Asthma uncontrolled by oral corticosteroid represents the most severe form of asthma and represents a high unmet medical need. The quality of life of these patients is severely impacted, with major reduction in lung function, restrictions on activities of daily living, work absenteeism, night-time awakening several times a week, frequent exacerbations and greater risk of life-threatening asthma exacerbations. The target population in adult patients is estimated at 70,000 in the USA and in the EU.
The patient population in asthma uncontrolled by high-dose inhaled corticosteroid plus long-acting beta-agonists (LABAs) and with elevated eosinophil level is much broader and is estimated to affect 1,500,000 adults in the USA and Europe.

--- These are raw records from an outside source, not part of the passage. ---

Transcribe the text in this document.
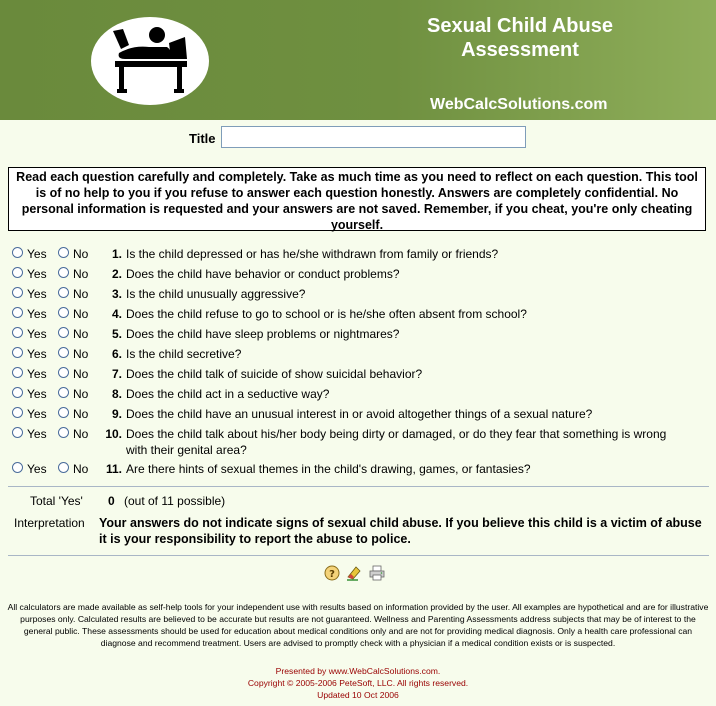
Sexual Child Abuse
Assessment
WebCalcSolutions.com
Title
Read each question carefully and completely. Take as much time as you need to reflect on each question. This tool is of no help to you if you refuse to answer each question honestly. Answers are completely confidential. No personal information is requested and your answers are not saved. Remember, if you cheat, you're only cheating yourself.
Yes No	1. Is the child depressed or has he/she withdrawn from family or friends?
Yes No	2. Does the child have behavior or conduct problems?
Yes No	3. Is the child unusually aggressive?
Yes No	4. Does the child refuse to go to school or is he/she often absent from school?
Yes No	5. Does the child have sleep problems or nightmares?
Yes No	6. Is the child secretive?
Yes No	7. Does the child talk of suicide of show suicidal behavior?
Yes No	8. Does the child act in a seductive way?
Yes No	9. Does the child have an unusual interest in or avoid altogether things of a sexual nature?
Yes No	10. Does the child talk about his/her body being dirty or damaged, or do they fear that something is wrong with their genital area?
Yes No	11. Are there hints of sexual themes in the child's drawing, games, or fantasies?
Total 'Yes' 0 (out of 11 possible)
Interpretation Your answers do not indicate signs of sexual child abuse. If you believe this child is a victim of abuse it is your responsibility to report the abuse to police.
?
All calculators are made available as self-help tools for your independent use with results based on information provided by the user. All examples are hypothetical and are for illustrative purposes only. Calculated results are believed to be accurate but results are not guaranteed. Wellness and Parenting Assessments address subjects that may be of interest to the general public. These assessments should be used for education about medical conditions only and are not for providing medical diagnosis. Only a health care professional can diagnose and recommend treatment. Users are advised to promptly check with a physician if a medical condition exists or is suspected.
Presented by www.WebCalcSolutions.com.
Copyright © 2005-2006 PeteSoft, LLC. All rights reserved.
Updated 10 Oct 2006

Masitinib, a c-kit/PDGF receptor tyrosine kinase inhibitor, improves disease control in severe corticosteroid-dependent asthmatics. Humbert M, de Blay F, Garcia G, Prud’homme A, Leroyer C, Magnan A, Tunon-de-Lara JM, Pison C, Aubier M, Charpin D, Vachier I, Purohit A, Gineste P, Bader T, Moussy A, Hermine O, Chanez P.
Allergy. 2009 Aug;64(8):1194-201. doi: 10.1111/j.1398-9995.2009.02122.x.
The tyrosine kinase inhibitor masitinib blunts airway inflammation and improves associated lung mechanics in a feline model of chronic allergic asthma.
Lee-Fowler TM, Guntur V, Dodam J, Cohn LA, DeClue AE, Reinero CR. Int Arch Allergy Immunol. 2012;158(4):369-74.